John Christy analyse les données satellitaires. Les données satellitaires qui portent sur la couche inférieure de cinq kilomètres de l'atmosphère existent depuis 1979. Au début, il a affirmé que depuis 21 ans, l'atmosphère s'était refroidie. D'autres lui ont ensuite signalé qu'il avait oublié de compenser le fait que les satellites perdent l'altitude avec le temps. Après en avoir tenu compte, il a constaté un réchauffement mais moins important qu'à la surface.

Cela a causé beaucoup de controverse parce que certains esprits chagrins ont soutenu que les satellites, la meilleure source de données au monde, ont d'abord montré un refroidissement puis un réchauffement moins important. Il ne faut pas oublier que les données satellitaires sont un ensemble issu de la fusion de huit satellites différents, chacun d'eux couvrant une période précédente. C'est donc dire que même si j'ai du respect pour les efforts de Christy, qui a essayé de corriger toutes les erreurs, il peut y en avoir.

La même chose vaut pour la surface. Nous avons 8 000 stations et il se peut que les erreurs survenues dans une d'elles soient compensées par les autres. Calculer une moyenne améliore les choses.
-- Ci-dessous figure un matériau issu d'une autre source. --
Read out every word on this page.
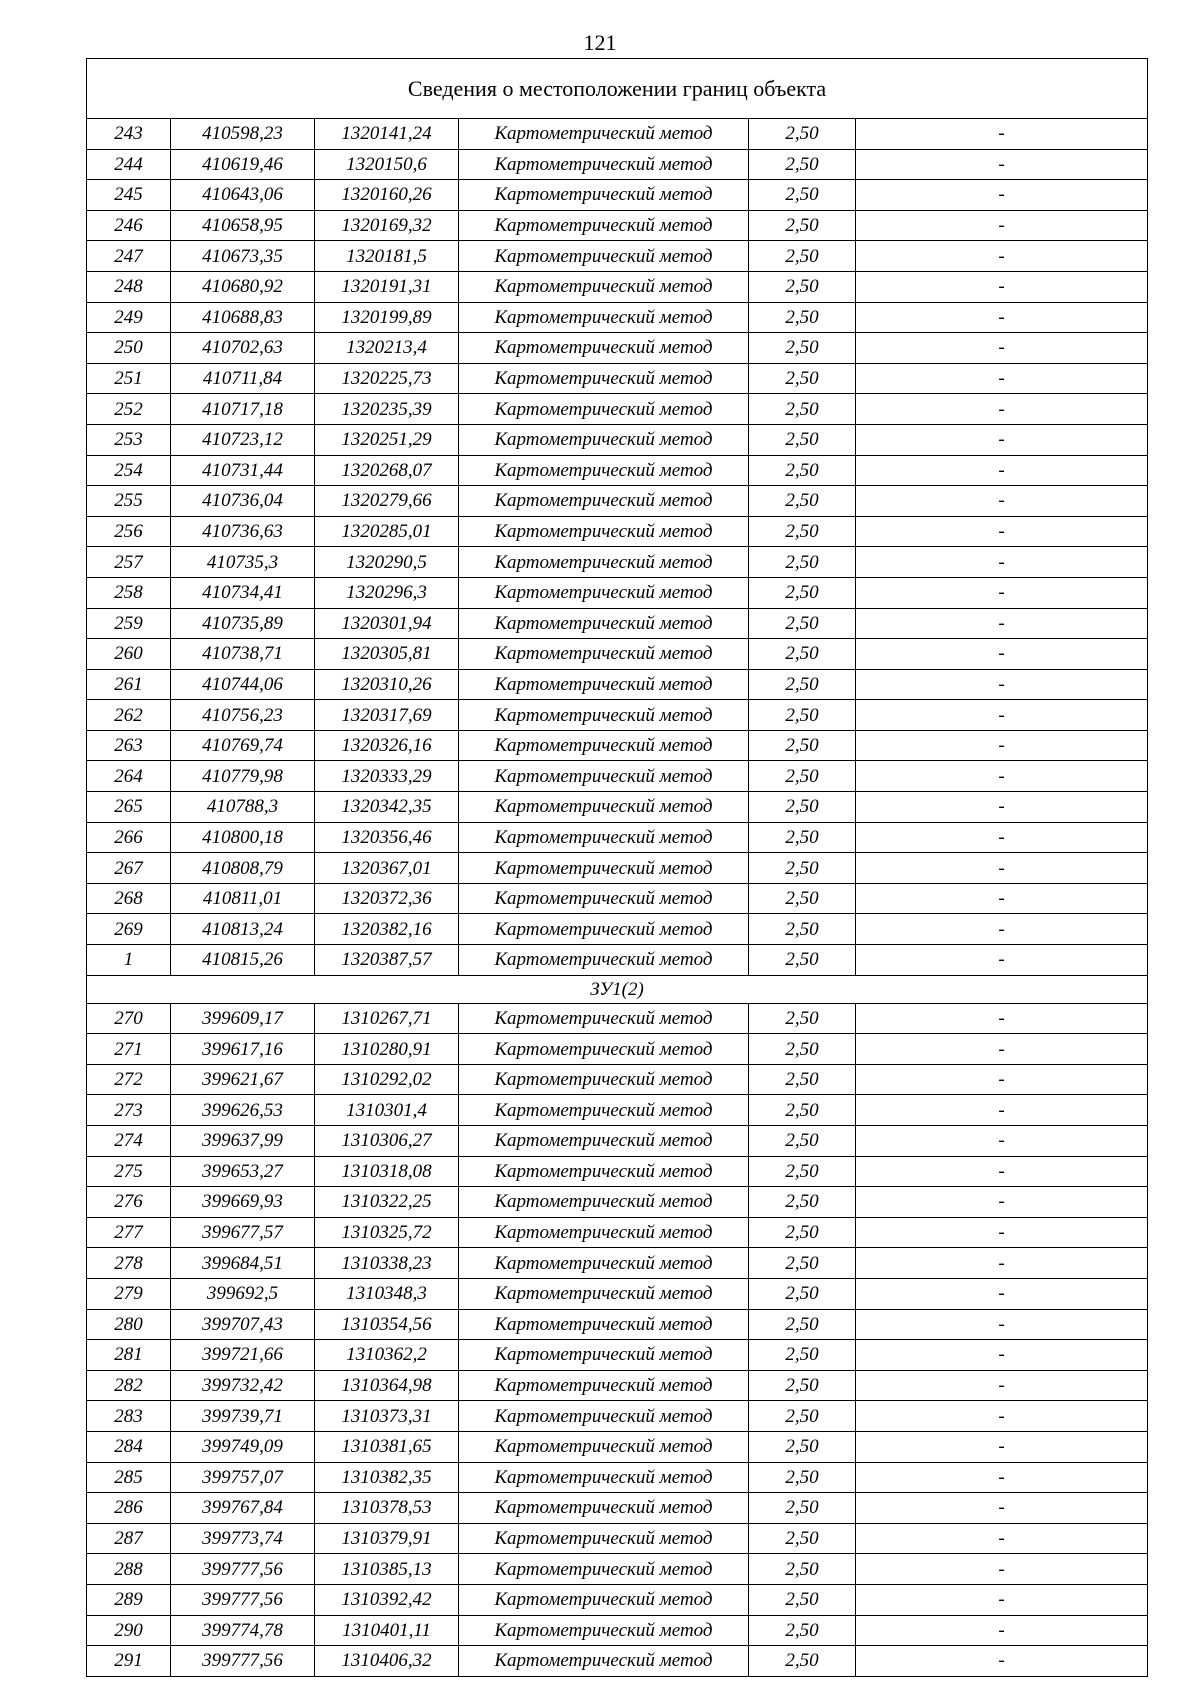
121
Сведения о местоположении границ объекта					
243	410598,23	1320141,24	Картометрический метод	2,50	-
244	410619,46	1320150,6	Картометрический метод	2,50	-
245	410643,06	1320160,26	Картометрический метод	2,50	-
246	410658,95	1320169,32	Картометрический метод	2,50	-
247	410673,35	1320181,5	Картометрический метод	2,50	-
248	410680,92	1320191,31	Картометрический метод	2,50	-
249	410688,83	1320199,89	Картометрический метод	2,50	-
250	410702,63	1320213,4	Картометрический метод	2,50	-
251	410711,84	1320225,73	Картометрический метод	2,50	-
252	410717,18	1320235,39	Картометрический метод	2,50	-
253	410723,12	1320251,29	Картометрический метод	2,50	-
254	410731,44	1320268,07	Картометрический метод	2,50	-
255	410736,04	1320279,66	Картометрический метод	2,50	-
256	410736,63	1320285,01	Картометрический метод	2,50	-
257	410735,3	1320290,5	Картометрический метод	2,50	-
258	410734,41	1320296,3	Картометрический метод	2,50	-
259	410735,89	1320301,94	Картометрический метод	2,50	-
260	410738,71	1320305,81	Картометрический метод	2,50	-
261	410744,06	1320310,26	Картометрический метод	2,50	-
262	410756,23	1320317,69	Картометрический метод	2,50	-
263	410769,74	1320326,16	Картометрический метод	2,50	-
264	410779,98	1320333,29	Картометрический метод	2,50	-
265	410788,3	1320342,35	Картометрический метод	2,50	-
266	410800,18	1320356,46	Картометрический метод	2,50	-
267	410808,79	1320367,01	Картометрический метод	2,50	-
268	410811,01	1320372,36	Картометрический метод	2,50	-
269	410813,24	1320382,16	Картометрический метод	2,50	-
1	410815,26	1320387,57	Картометрический метод	2,50	-
ЗУ1(2)					
270	399609,17	1310267,71	Картометрический метод	2,50	-
271	399617,16	1310280,91	Картометрический метод	2,50	-
272	399621,67	1310292,02	Картометрический метод	2,50	-
273	399626,53	1310301,4	Картометрический метод	2,50	-
274	399637,99	1310306,27	Картометрический метод	2,50	-
275	399653,27	1310318,08	Картометрический метод	2,50	-
276	399669,93	1310322,25	Картометрический метод	2,50	-
277	399677,57	1310325,72	Картометрический метод	2,50	-
278	399684,51	1310338,23	Картометрический метод	2,50	-
279	399692,5	1310348,3	Картометрический метод	2,50	-
280	399707,43	1310354,56	Картометрический метод	2,50	-
281	399721,66	1310362,2	Картометрический метод	2,50	-
282	399732,42	1310364,98	Картометрический метод	2,50	-
283	399739,71	1310373,31	Картометрический метод	2,50	-
284	399749,09	1310381,65	Картометрический метод	2,50	-
285	399757,07	1310382,35	Картометрический метод	2,50	-
286	399767,84	1310378,53	Картометрический метод	2,50	-
287	399773,74	1310379,91	Картометрический метод	2,50	-
288	399777,56	1310385,13	Картометрический метод	2,50	-
289	399777,56	1310392,42	Картометрический метод	2,50	-
290	399774,78	1310401,11	Картометрический метод	2,50	-
291	399777,56	1310406,32	Картометрический метод	2,50	-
Il y a toutefois matière à erreur dans les deux ensembles de données.

L'Académie des sciences nationales des États-Unis a rassemblé des scientifiques adaptes de la mesure de la surface et d'autres de la mesure de l'atmosphère pour essayer de tirer des choses au clair. Ils ont conclu que la différence est réelle et ne peut pas s'expliquer par des erreurs dans les deux ensembles de données mais qu'elle s'explique en partie par la brièveté de la période considérée.

Quand on prend 40 ans de données des ballons sondes, qui eux aussi mesurent l'atmosphère au-dessus de nos têtes, on s'aperçoit que les 20 premières années de données montrent un réchauffement plus rapide de la surface et que la deuxième période de 20 ans montre un réchauffement modéré semblable à ce qu'ont observé les satellites. Par contre, quand on considère la période de 40 ans, les données de surface et des ballons sondes sont quasiment les mêmes. Cela donne donc à penser qu'une partie de la controverse tient tout simplement au fait que les données des satellites recueillies sur 20 ans constituent une période trop courte pour éliminer les oscillations naturelles.

Je ne sais pas si j'ai entièrement répondu à votre question.

Le sénateur Day: Plus tôt aujourd'hui nous disions que lorsque nous étions jeunes — pour certains d'entre nous cela remonte plus loin que pour d'autres — il faisait beaucoup plus froid et que nous avions des patinoires extérieures, ce qui n'est plus le cas aujourd'hui. Ce genre de données empiriques ne nous aide pas; c'est une courte période de référence.

Les Américains ne soutiennent-ils pas que pour faire toute la modélisation que vous nous avez montrée avec des exemples et des tendances, la période est encore trop courte même avec toute l'information que nous avons? N'est-ce pas la raison pour laquelle ils s'opposent à la mise en oeuvre du Protocole de Kyoto?

M. Hengeveld: Je ne le pense pas. La communauté scientifique américaine est en grande partie du même avis que le GIEC. De fait, les travaux du GIEC ont été en grande partie réalisés par des scientifiques américains. Je pense donc qu'il faut faire une distinction entre les scientifiques américains et la Maison-Blanche.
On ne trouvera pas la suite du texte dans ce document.